My mother is planning another escape
for the first time home is her destination,
the rebuilt house which she will furnish.
At 69 she is excited about starting from a scratch.
It is her ninth time.
She never talks about her lost furniture
when she kept leaving her homes behind.
She never feels regret for things
only her vine in the front garden
which spread over the trellis on the porch.
She used to sing for the grapes to ripen,
sew cotton bags to protect them from the bees.
I will never inherit my mother’s trees.
Soon they will come. First we will hear
the sound of their boots approaching at dawn
then they’ll appear through the mist.
In their death-bringing uniforms
they will march towards our homes
their guns and tanks pointing forward.
They will be confronted by young men
with rusty guns and boiling blood.
These are our young men
who took their short-lived freedom for granted.
We will lose this war, and blood
will cover our roads, mix with our
drinking water, it will creep into our dreams.
Keep your head down and stay in doors –
we’ve lost this war before it has begun.
Two Pages (2004)
1. Delivering a message
I was asleep in the middle of a pad
when he started writing on the first page.

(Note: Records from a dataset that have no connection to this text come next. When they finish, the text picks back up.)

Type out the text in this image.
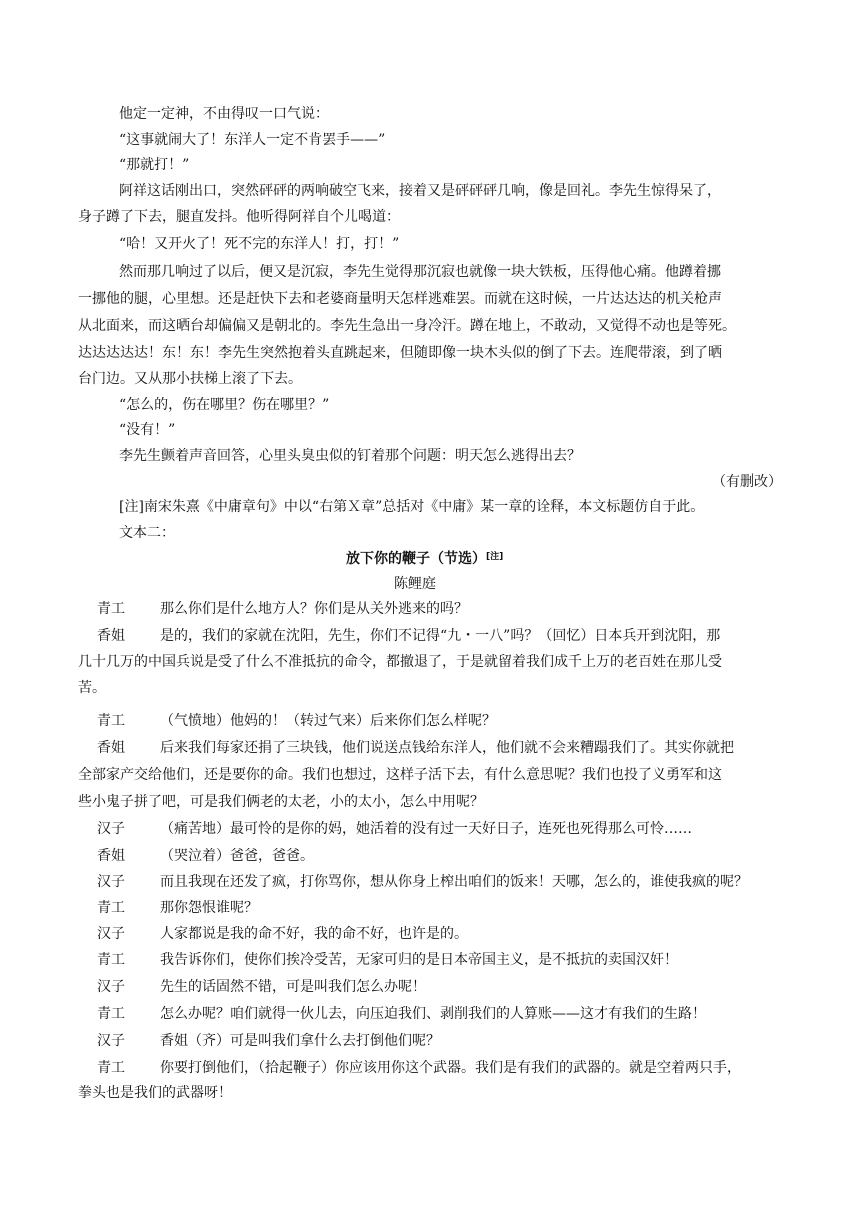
他定一定神，不由得叹一口气说：
“这事就闹大了！东洋人一定不肯罢手——”
“那就打！”
阿祥这话刚出口，突然砰砰的两响破空飞来，接着又是砰砰砰几响，像是回礼。李先生惊得呆了，
身子蹲了下去，腿直发抖。他听得阿祥自个儿喝道：
“哈！又开火了！死不完的东洋人！打，打！”
然而那几响过了以后，便又是沉寂，李先生觉得那沉寂也就像一块大铁板，压得他心痛。他蹲着挪
一挪他的腿，心里想。还是赶快下去和老婆商量明天怎样逃难罢。而就在这时候，一片达达达的机关枪声
从北面来，而这晒台却偏偏又是朝北的。李先生急出一身冷汗。蹲在地上，不敢动，又觉得不动也是等死。
达达达达达！东！东！李先生突然抱着头直跳起来，但随即像一块木头似的倒了下去。连爬带滚，到了晒
台门边。又从那小扶梯上滚了下去。
“怎么的，伤在哪里？伤在哪里？”
“没有！”
李先生颤着声音回答，心里头臭虫似的钉着那个问题：明天怎么逃得出去？
（有删改）
[注]南宋朱熹《中庸章句》中以“右第Ｘ章”总括对《中庸》某一章的诠释，本文标题仿自于此。
文本二：
放下你的鞭子（节选）[注]
陈鲤庭
青工	那么你们是什么地方人？你们是从关外逃来的吗？
香姐	是的，我们的家就在沈阳，先生，你们不记得“九・一八”吗？（回忆）日本兵开到沈阳，那
几十几万的中国兵说是受了什么不准抵抗的命令，都撤退了，于是就留着我们成千上万的老百姓在那儿受
苦。
青工	（气愤地）他妈的！（转过气来）后来你们怎么样呢？
香姐	后来我们每家还捐了三块钱，他们说送点钱给东洋人，他们就不会来糟蹋我们了。其实你就把
全部家产交给他们，还是要你的命。我们也想过，这样子活下去，有什么意思呢？我们也投了义勇军和这
些小鬼子拼了吧，可是我们俩老的太老，小的太小，怎么中用呢？
汉子	（痛苦地）最可怜的是你的妈，她活着的没有过一天好日子，连死也死得那么可怜……
香姐	（哭泣着）爸爸，爸爸。
汉子	而且我现在还发了疯，打你骂你，想从你身上榨出咱们的饭来！天哪，怎么的，谁使我疯的呢？
青工	那你怨恨谁呢？
汉子	人家都说是我的命不好，我的命不好，也许是的。
青工	我告诉你们，使你们挨冷受苦，无家可归的是日本帝国主义，是不抵抗的卖国汉奸！
汉子	先生的话固然不错，可是叫我们怎么办呢！
青工	怎么办呢？咱们就得一伙儿去，向压迫我们、剥削我们的人算账——这才有我们的生路！
汉子	香姐（齐）可是叫我们拿什么去打倒他们呢？
青工	你要打倒他们，（拾起鞭子）你应该用你这个武器。我们是有我们的武器的。就是空着两只手，
拳头也是我们的武器呀！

The tip of his pen pressed down
forcing pale words into the pages below.
He wrote many versions that night
some very lengthy, others brief.
When my turn came he paused,
palmed his temples, squeezed his eyes,
made himself a calming tea.
She received me early one morning
in a rush, leaving her flat.
She ripped the envelope. Then, gradually,
her steps slowed down,
her fingers tightened around me.
2. Not delivering a message
All my life I waited for words –
a poem, a letter, a mathematical puzzle.
On March 16th 1988
thousands of us were taken on board –
you can’t imagine our anticipation.
When they threw us out from high above
we were confused, lost in blankness.
All those clean white pages
parachuting into town…..
Puzzled faces looked up
expecting a message, but we were blank.
Two hours later they dropped the real thing.

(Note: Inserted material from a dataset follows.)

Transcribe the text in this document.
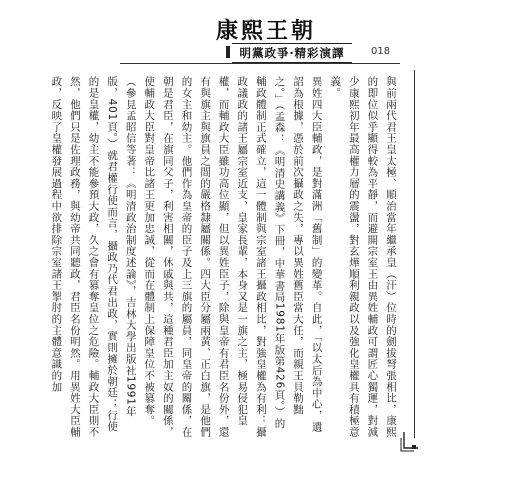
康熙王朝
明黨政爭‧精彩演譯	018

與前兩代君王皇太極、順治當年繼承皇（汗）位時的劍拔弩張相比，康熙的即位似乎顯得較為平靜，而避開宗室王由異姓輔政可謂匠心獨運，對減少康熙初年最高權力層的震盪，對玄燁順利親政以及強化皇權具有積極意義。

異姓四大臣輔政，是對滿洲「舊制」的變革。自此，「以太后為中心，遺詔為根據，憑於前次攝政之失，專以異姓舊臣當大任，而親王貝勒黜之。」（孟森：《明清史講義》下冊，中華書局1981年版第426頁。）的輔政體制正式確立，這一體制與宗室諸王攝政相比，對強皇權為有利：攝政議政的諸王屬宗室近支、皇家長輩，本身又是一旗之主，極易侵犯皇權，而輔政大臣雖功高位顯，但以異姓臣子，除與皇帝有君臣名份外，還有與旗主與旗員之間的嚴格隸屬關係。四大臣分屬兩黃、正白旗，是他們的女主和幼主。他們作為皇帝的臣子及上三旗的屬員，同皇帝的關係，在朝是君臣，在旗同父子，利害相關，休戚與共，這種君臣加主奴的關係，使輔政大臣對皇帝比諸王更加忠誠，從而在體制上保障皇位不被篡奪。（參見孟昭信等著：《明清政治制度述論》，吉林大學出版社1991年版，401頁。）就君權行使而言，攝政乃代君出政，實則擁於朝廷；行使的是皇權，幼主不能參預大政，久之會有篡奪皇位之危險。輔政大臣則不然，他們只是佐理政務，與幼帝共同聽政，君臣名份明然。用異姓大臣輔政，反映了皇權發展過程中欲排除宗室諸王掣肘的主體意識的加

We had been testing the wind direction.
Thousands of people were gassed that day.
The Penelopes of my homeland
(for the 50,000 widows of Anfal)
Years and years of silent labour
the Penelopes of my homeland
wove their own and their children’s shrouds
without a sign of Odysseus returning.
Years and years of widowhood they lived
without realising, without ever thinking
that their dream was dead the day it was dreamt,
that their colourful future was all in the past,
that they had lived their destinies
and there was nothing else to live through.
Years and years of avoiding despair, not giving up,
holding on to hopes raised by palm-readers,
holding on to the wishful dreams of the nights
and to the just God
who does not allow such nightmares to continue.
Years and years of raising more Penelopes and Odysseuses
the waiting mothers of my homeland grew old and older
without ever knowing that they were waiting,
without ever knowing that they should stop waiting.
Years and years of youth that was there and went unnoticed
of passionate love that wasn’t made
of no knocking on the door after midnight
returning from a very long journey.
The Penelopes of my homeland died slowly
carrying their dreams to their graves,
leaving more Penelopes to take their place.